I wonder all the time, why no one’s ever just stood up and become a real superhero?” comic shop employee Libby (Ellen Page) asks sadsack joe Frank D’Arbo (Rainn Wilson from the US Office). Hasn’t she seen Kick- Ass?
Yet, for all its whimsy (cartoon credits, jovial score) don’t be fooled: James Gunn’s corrosive black comedy often makes Matthew Vaughn’s hit look like a fluffy crowd-pleaser.
When his wife (Liv Tyler) hooks up with local drugs kingpin Jacques (Kevin Bacon, summer’s go-to guy for sleazy villainy), Frank dashes off a homemade costume, changes his name to the Crimson Bolt, and starts fighting crime – badly – in order to win her back.
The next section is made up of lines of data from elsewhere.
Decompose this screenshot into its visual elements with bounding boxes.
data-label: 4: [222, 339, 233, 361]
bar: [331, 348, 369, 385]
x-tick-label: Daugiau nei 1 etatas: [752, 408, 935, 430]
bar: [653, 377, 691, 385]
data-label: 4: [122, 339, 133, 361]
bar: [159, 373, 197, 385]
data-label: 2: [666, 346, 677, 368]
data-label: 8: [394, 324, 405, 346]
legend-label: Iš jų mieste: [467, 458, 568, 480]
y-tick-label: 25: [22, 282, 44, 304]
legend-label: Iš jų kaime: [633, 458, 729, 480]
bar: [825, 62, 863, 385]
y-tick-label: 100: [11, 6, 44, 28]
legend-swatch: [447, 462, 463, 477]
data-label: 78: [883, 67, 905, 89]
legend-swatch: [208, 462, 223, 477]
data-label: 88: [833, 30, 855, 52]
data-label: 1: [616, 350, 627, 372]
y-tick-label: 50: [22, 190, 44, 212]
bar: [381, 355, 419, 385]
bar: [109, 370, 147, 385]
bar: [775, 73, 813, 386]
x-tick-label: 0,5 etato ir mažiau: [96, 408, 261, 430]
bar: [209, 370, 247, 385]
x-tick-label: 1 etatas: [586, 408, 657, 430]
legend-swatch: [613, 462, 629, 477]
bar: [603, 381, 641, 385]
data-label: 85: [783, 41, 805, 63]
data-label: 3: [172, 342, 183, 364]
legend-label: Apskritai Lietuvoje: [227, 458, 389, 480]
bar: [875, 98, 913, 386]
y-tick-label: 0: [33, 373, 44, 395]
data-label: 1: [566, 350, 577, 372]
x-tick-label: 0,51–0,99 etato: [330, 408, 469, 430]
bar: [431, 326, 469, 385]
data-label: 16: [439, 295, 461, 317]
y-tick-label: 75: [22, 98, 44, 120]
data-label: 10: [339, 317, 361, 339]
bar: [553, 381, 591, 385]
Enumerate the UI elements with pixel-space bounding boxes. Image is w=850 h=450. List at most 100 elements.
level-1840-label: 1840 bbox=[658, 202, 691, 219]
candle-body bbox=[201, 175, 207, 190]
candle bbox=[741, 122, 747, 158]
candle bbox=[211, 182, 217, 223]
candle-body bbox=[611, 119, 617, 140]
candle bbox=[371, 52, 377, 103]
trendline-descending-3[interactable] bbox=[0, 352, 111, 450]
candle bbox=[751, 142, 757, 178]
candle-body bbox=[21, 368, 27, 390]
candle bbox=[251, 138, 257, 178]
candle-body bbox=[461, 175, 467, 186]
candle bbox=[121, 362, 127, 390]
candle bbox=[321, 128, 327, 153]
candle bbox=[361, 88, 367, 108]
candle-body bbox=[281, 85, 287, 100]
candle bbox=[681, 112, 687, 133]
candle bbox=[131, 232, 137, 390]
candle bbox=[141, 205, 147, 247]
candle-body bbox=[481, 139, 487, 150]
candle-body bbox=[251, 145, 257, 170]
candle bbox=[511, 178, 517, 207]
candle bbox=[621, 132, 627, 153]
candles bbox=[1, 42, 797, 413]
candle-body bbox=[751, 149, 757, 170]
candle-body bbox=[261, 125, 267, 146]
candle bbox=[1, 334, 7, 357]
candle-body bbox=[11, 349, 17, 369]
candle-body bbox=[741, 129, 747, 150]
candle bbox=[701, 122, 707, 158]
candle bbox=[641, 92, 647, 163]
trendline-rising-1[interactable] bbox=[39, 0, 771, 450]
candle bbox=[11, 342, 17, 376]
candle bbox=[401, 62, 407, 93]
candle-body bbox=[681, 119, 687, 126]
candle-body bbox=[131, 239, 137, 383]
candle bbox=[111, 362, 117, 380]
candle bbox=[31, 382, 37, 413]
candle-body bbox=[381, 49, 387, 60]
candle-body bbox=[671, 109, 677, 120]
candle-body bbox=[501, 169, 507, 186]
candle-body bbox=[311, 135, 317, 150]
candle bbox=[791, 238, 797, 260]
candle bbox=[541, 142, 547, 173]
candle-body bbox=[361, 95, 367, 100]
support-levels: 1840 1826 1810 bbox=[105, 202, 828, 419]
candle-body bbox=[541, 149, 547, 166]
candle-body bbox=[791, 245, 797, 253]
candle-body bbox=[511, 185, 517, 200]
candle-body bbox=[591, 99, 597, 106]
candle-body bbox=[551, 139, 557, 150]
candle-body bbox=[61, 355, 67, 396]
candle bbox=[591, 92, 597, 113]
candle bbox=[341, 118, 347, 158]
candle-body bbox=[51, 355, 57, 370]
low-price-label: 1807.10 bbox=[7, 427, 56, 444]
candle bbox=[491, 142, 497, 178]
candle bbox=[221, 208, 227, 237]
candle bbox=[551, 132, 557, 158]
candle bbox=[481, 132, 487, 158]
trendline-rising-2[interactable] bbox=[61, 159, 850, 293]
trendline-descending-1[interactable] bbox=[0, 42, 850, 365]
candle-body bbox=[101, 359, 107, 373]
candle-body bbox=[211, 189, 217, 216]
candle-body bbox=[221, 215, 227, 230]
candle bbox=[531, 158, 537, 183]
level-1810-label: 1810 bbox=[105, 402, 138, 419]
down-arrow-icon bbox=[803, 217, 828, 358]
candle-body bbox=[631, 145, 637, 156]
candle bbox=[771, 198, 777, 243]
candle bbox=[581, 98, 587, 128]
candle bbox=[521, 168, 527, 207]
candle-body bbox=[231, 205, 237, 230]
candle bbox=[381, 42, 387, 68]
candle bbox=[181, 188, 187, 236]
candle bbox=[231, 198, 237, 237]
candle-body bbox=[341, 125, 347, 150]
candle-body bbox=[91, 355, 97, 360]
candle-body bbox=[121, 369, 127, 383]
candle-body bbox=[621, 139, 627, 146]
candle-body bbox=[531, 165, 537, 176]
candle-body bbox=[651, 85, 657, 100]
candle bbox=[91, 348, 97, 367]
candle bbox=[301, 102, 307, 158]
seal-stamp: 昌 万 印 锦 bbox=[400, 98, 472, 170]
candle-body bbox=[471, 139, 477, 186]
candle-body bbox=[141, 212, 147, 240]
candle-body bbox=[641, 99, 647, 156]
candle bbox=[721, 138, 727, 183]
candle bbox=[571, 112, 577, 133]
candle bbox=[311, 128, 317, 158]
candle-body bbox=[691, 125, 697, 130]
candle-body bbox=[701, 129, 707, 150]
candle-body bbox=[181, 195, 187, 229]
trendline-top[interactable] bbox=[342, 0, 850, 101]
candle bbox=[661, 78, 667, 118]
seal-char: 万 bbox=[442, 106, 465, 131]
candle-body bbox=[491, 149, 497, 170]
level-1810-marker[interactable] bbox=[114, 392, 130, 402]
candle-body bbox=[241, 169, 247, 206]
Forget geek chic, though. Frank is damaged goods, a borderline psycho suffering gruesome visions of being touched (literally) by God.
It’s Travis Bickle in a mask, basically, and when Frank enlists Libby (Ellen Page), the fantasy gets uncomfortably close to reality. The Crimson Bolt’s trademark move is to brain his targets with a wrench, regardless of their crime – and Libby, aka sidekick Boltie, gets “gushy” thinking about it.
Writer/director Gunn, a Troma veteran who penned the Dawn Of The Dead remake and directed Slither, pitches his film to the same subversive sensibilities rather than the Scott Pilgrim crowd.
Superhero aficionados might find his sly suggestion that they’re as mental as the vigilantes they worship a bit mean-spirited. And it’s Page’s nutjob fangirl you’ll remember more than Wilson’s blank oddball; one creepy seduction should shed any last trace of Juno cuteness from her CV.
So it’s too raw and difficult for one target audience, but the erratic tone might leave sick puppies equally nonplussed. Gunn’s jibes at Bible-bashers and gun-nuts are as blunt as Frank’s attacks, and the clash of kooky comedy and violence is as awkward as it is ugly.
Fair play to a film that dares to let the laughs choke in your throat, but it’s missing the alchemy that made Kick-Ass such a guilty pleasure.
A bold superhero Taxi Driver, but for every viewer revelling in its savage satire, another will see a cynical, uncertain mess.